According to the leaked Paradise Papers, Glencore loaned US$45 million to controversial Israeli billionaire Dan Gertler for his help in obtaining mining concessions from state-owned mining company Gécamines at a discounted price, saving Glencore US$440 million.
Glencore paid Gertler a further US$960 million to buy his stake in the mines. Gertler is linked to a string of bribery allegations and is subject to criminal proceedings in Switzerland. The US treasury sanctioned Gertler in December 2017, saying his corruption had cost DRC US$1.3 billion.
Since buying the stakes, Glencore employs about 15,000 people in DRC through its subsidiaries Mutanda Mining and Katanga Mining. It intends to double its cobalt production over the next few years.
Seven workers died at Katanga in 2016 when the wall of an open pit mine collapsed. A February 2018 mission by IndustriALL to the Glencore operations in the Kolwezi area exposed horrendous conditions. Workers say they are treated like slaves, exposed to danger at work, and are exposing their families to occupational diseases because they have no facilities to wash.
“We are so filthy when we get home that we cannot hug our children,” said one worker.
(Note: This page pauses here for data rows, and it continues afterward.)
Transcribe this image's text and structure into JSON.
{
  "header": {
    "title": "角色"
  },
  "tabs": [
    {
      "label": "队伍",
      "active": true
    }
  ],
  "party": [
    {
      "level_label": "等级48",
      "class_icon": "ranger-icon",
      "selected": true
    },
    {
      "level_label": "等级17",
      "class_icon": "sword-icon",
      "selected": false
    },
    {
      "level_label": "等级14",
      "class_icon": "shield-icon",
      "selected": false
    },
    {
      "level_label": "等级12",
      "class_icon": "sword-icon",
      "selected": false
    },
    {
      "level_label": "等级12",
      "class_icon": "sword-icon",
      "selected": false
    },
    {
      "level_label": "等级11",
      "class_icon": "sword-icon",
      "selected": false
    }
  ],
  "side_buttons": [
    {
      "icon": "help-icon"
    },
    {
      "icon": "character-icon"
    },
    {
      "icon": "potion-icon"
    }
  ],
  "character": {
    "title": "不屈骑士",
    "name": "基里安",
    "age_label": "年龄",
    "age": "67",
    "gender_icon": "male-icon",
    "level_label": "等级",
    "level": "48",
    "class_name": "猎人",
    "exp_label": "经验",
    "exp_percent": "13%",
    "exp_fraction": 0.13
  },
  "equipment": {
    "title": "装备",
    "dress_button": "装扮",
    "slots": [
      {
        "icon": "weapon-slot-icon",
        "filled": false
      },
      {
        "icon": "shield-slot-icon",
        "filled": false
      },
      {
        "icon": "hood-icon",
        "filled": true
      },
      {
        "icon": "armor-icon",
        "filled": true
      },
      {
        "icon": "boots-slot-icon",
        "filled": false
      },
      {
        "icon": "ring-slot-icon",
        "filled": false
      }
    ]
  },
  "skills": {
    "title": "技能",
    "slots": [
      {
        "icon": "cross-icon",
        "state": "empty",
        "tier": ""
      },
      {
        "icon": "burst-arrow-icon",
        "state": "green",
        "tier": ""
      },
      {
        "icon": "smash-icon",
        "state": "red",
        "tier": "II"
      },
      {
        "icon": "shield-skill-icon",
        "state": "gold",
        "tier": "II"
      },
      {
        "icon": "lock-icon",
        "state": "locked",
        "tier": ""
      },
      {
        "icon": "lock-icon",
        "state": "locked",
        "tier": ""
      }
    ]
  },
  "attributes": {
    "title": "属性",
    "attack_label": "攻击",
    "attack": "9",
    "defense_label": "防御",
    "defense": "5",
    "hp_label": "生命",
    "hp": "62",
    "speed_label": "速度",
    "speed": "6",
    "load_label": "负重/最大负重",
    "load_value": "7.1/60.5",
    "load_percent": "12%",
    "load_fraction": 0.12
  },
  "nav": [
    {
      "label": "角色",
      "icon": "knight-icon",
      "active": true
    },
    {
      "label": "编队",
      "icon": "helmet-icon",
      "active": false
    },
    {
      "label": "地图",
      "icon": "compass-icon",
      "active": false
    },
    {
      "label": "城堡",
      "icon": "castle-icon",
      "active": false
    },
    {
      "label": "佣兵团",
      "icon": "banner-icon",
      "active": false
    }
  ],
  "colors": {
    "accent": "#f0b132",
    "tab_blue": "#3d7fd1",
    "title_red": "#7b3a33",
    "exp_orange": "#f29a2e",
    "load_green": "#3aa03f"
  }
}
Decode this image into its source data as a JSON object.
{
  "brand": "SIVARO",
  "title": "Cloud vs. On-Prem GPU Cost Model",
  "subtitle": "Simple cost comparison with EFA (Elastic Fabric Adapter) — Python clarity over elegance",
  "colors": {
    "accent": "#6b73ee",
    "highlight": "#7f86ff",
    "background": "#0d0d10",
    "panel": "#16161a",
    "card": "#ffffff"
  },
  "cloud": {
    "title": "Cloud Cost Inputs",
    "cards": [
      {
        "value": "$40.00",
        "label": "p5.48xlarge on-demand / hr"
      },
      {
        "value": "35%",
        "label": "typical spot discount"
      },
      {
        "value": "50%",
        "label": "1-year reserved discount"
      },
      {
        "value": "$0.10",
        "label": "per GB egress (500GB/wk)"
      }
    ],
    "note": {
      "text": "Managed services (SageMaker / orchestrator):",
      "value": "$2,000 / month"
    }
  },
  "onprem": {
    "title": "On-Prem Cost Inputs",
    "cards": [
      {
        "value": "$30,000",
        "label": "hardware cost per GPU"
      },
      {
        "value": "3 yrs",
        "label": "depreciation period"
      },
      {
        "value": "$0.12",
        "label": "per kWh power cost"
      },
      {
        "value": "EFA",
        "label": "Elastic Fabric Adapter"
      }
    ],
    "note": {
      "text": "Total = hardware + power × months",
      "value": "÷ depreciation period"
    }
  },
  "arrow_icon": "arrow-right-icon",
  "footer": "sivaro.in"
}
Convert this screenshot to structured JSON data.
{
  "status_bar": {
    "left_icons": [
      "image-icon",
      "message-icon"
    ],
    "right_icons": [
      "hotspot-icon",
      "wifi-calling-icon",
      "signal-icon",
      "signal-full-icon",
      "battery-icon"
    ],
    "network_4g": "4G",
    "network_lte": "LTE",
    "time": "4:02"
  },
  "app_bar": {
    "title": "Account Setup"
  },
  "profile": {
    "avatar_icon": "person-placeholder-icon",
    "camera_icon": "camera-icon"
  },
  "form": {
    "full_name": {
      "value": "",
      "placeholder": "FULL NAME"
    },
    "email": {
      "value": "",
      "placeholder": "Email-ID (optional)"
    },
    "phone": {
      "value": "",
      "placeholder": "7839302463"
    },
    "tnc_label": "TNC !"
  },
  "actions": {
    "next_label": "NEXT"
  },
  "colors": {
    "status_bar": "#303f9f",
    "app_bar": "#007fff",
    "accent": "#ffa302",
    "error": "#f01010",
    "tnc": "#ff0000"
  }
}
The grinding poverty of the region was on clear display. Cobalt – essential to the production of many high-tech products – is hugely valuable, yet almost all this wealth disappears into foreign companies, or locally through corruption, with the complicity of foreign companies.
Glen Mpufane said:
"We were shocked by the desperate poverty of the people of Kolwezi, and the lack of development and infrastructure. The contrast with Glencore’s vast wealth is stark. There is a great irony in the fact that environmentally-conscious electric car buyers rely on a supply chain built on Glencore’s environmental and social pillaging".
Glencore denied IndustriALL access to the sites and when local union TUMEC held a meeting in a church, security forces attempted to break it up and arrest the organizers.